1.  Reach for the far end of the dough, fold it a short distance toward you, push it away with the heel of your palm, flexing your wrist.
2. Fold it, and push it away again, gradually rolling it up and bringing it close to you. It will have a tapered, roll-like shape.

8. Repeat this for ten minutes. Test if it’s done by cutting into it with a knife. If there are air bubbles inside, knead for a few more minutes. If not, sing.
9. Pat it into a ball.
10. Smear a baking tray with 2 tablespoons of olive oil and put your ball of dough on top of it. Cover the ball with a damp cloth and let it rise for 1 1/2 hours
11. Binge-watch every episode of James Corden’s Carpool Karaoke.
12. After the rising time is complete, stretch out the dough on the baking pan until it’s spread out from end to end. It should be about 1/4 inch high. Cover it with the damp towel and let it rise again for 45 minutes. (PLEASE KEEP GOING IT’S WORTH IT I SWEAR.) If you’re baking it now, stick a separate baking tray into the oven and preheat it to 450°F. If not, preheat it 30 minutes before your proposed baking time.

Meanwhile...

Make Your Oily Mixture: Combine 1/4 cup extra virgin olive oil, 2 tablespoons water, and one tablespoon salt with a fork.

De-Sprig Your Rosemary: Harvest your leafy ends from the stem by doing this.
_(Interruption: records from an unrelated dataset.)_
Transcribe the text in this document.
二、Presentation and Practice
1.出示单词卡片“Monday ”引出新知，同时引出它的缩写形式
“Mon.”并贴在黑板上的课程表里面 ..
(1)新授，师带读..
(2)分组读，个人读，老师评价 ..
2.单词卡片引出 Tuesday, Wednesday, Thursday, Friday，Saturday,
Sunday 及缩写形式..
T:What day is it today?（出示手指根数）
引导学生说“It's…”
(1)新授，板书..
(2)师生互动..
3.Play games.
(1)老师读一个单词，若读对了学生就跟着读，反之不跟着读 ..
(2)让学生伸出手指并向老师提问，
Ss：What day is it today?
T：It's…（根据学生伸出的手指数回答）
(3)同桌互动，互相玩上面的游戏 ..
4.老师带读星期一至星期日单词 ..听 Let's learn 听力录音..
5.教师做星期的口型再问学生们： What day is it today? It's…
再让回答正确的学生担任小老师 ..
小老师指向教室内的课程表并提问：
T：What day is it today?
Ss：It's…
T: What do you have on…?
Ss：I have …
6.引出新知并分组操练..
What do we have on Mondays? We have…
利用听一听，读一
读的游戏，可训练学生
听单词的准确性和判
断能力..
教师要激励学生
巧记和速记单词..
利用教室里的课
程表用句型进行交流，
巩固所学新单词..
13. When the final rising time is complete, remove the towel and poke a gillion dimples into the surface with your thumb. Whisk your oily mixture once more and pour it all over the dough (don’t forget the edges!) so that it pools in your little dents. Spread the oil with a pastry brush if you have one. If not, just use your fingers.
14. Move the dough to the baking sheet that was preheating in the oven. Crank coarse sea salt on top of the bread (I like Himalaya because it’s pink) and then put it into the oven.
15. Check the bread after fifteen minutes. Drizzle more olive oil on top, flip the tray the opposite way so that it bakes evenly and bake for five more minutes.
16. Sprinkle the bread with your rosemary sprigs. Bake for two more minutes.
17. Move your bread to a cooling rack. Serve it warm or at room temperature, though warm tastes infinitely better. Spread this olive tapenade on it (a recipe from the same time in my life when I had time to Snapchat my own cooking show), or eat it as sandwich bread with prosciutto, arugula, tomato, the tapenade, a drizzle of EVOO and a crank of black pepper to recreate one of the best paninos that I've ever had in my life.


Analyze & Discuss: 

Should I patent a coloring book comprised of boring recipe illustrations?